West Virginia got the last of those plays, eschewing a game-tying extra point to go for two and the win with 16 seconds to play. After two defensive timeouts by Texas, WVU called its first quarterback draw of the game, allowing Will Grier to prance in untouched. The Mountaineer quarterback was flagged for excessive celebration but, as you'll see below, that was for the Horns Down motion he made after crossing the goal line -- WVU wideout David Sills was flagged for the same thing after West Virginia's first score -- and not the high-stepping and arm-extending Grier did when he knew the play had worked.
After the game, here's what Tom Herman had to say.
Herman is correct that NCAA rules do say a player who noticeably alters his stride while running unabated to the end zone in an effort to taunt his opponent should be hit with a live-ball unsportsmanlike penalty, thereby negating the touchdown -- but watch that again and say with a straight face that Grier meets even the most strict interpretation of that rule. He does not.

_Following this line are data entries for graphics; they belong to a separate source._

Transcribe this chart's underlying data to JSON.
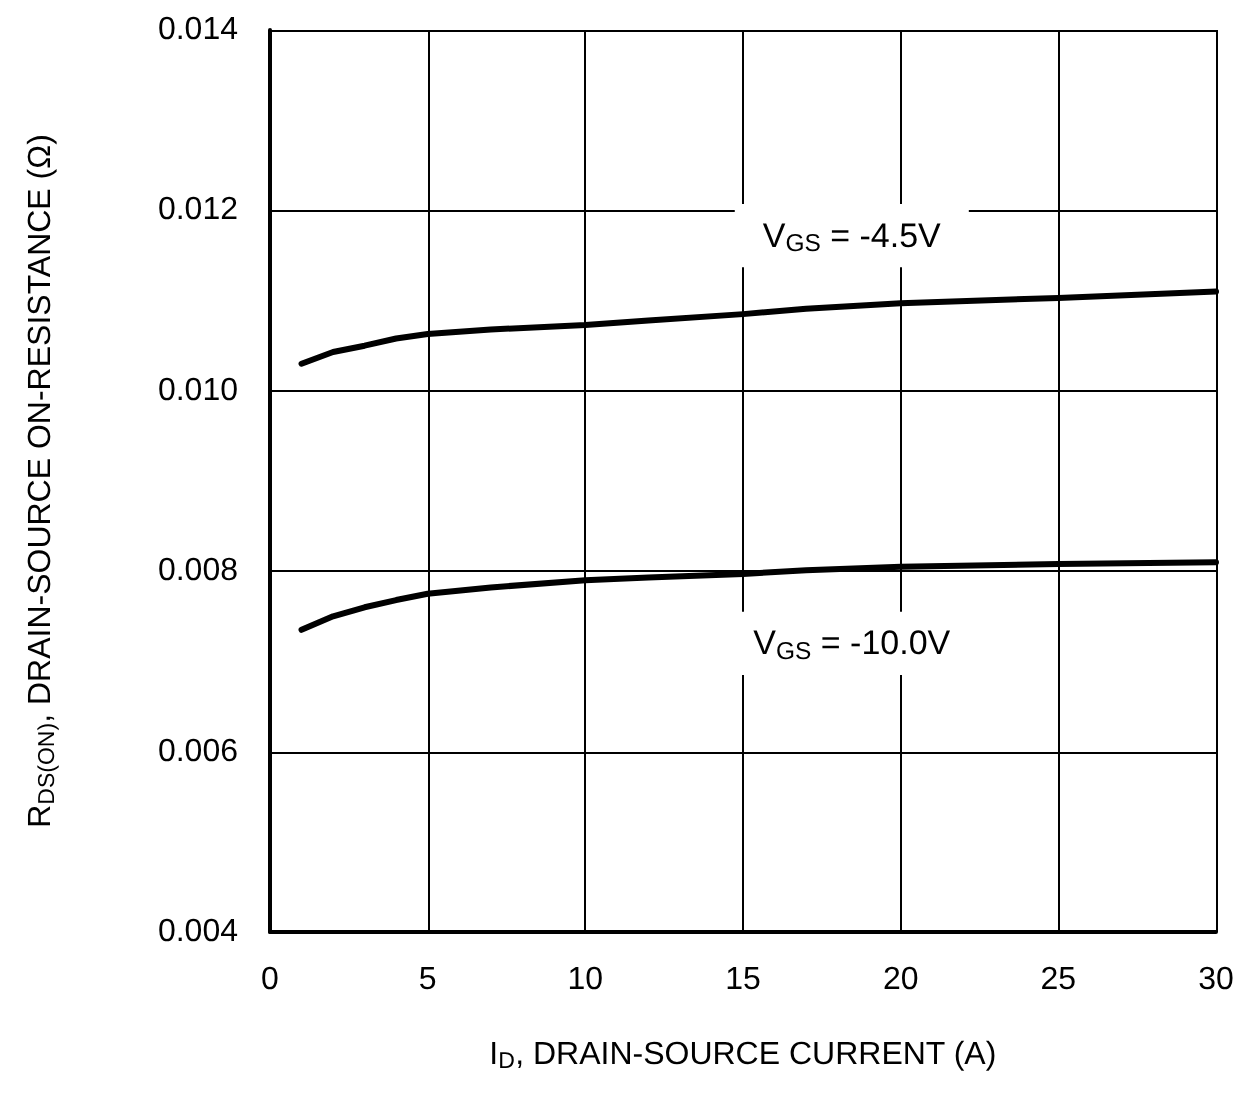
{
  "chart_data": {
    "type": "line",
    "xlabel": "I$_{D}$, DRAIN-SOURCE CURRENT (A)",
    "ylabel": "R$_{DS(ON)}$, DRAIN-SOURCE ON-RESISTANCE (Ω)",
    "xlim": [
      0,
      30
    ],
    "xticks": [
      0,
      5,
      10,
      15,
      20,
      25,
      30
    ],
    "ylim": [
      0.004,
      0.014
    ],
    "yticks": [
      0.004,
      0.006,
      0.008,
      {
        "value": 0.01,
        "label": "0.010"
      },
      0.012,
      0.014
    ],
    "grid": true,
    "marker": "none",
    "line_style": "solid",
    "series": [
      {
        "color": "#000000",
        "x": [
          1,
          2,
          3,
          4,
          5,
          7,
          10,
          12,
          15,
          17,
          20,
          25,
          30
        ],
        "values": [
          0.0103,
          0.01043,
          0.0105,
          0.01058,
          0.01063,
          0.01068,
          0.01073,
          0.01078,
          0.01085,
          0.01091,
          0.01097,
          0.01103,
          0.0111
        ]
      },
      {
        "color": "#000000",
        "x": [
          1,
          2,
          3,
          4,
          5,
          7,
          10,
          12,
          15,
          17,
          20,
          25,
          30
        ],
        "values": [
          0.00735,
          0.0075,
          0.0076,
          0.00768,
          0.00775,
          0.00782,
          0.0079,
          0.00793,
          0.00797,
          0.00801,
          0.00805,
          0.00808,
          0.0081
        ]
      }
    ],
    "annotations": [
      "V$_{GS}$ = -4.5V",
      "V$_{GS}$ = -10.0V"
    ]
  }
}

The officials were a critical part of Saturday's game, calling 21 penalties, including 11 in the first quarter alone. The Longhorns were on the business end of some tough calls, most notably a questionable roughing the passer call that turned a 4th-and-15 into a 1st-and-10 an eventual WVU touchdown. There were also two critical replay decisions that went against Texas -- a booth-initiated replay that wiped out Sam Ehlinger's 4th-and-1 Sam Ehlinger conversion at the WVU 5-yard line without indisputable video evidence with Texas knocking on the door to go up 35-27 in the third quarter, and a fourth quarter decision not to review a questionable spot on a 3rd-and-15 Ehlinger scramble.
Herman didn't question either of those decisions, instead calling for what would have been the most ticky-tack of calls even by an incredibly ticky-tack crew.
When combined with the brouhaha with Mike Gundy at the end of last week's 38-35 loss to Oklahoma State, Herman will tell you he's simply fighting for his players. But by picking such excessively needless, impossible-to-win fights, he's painting himself as a poor loser.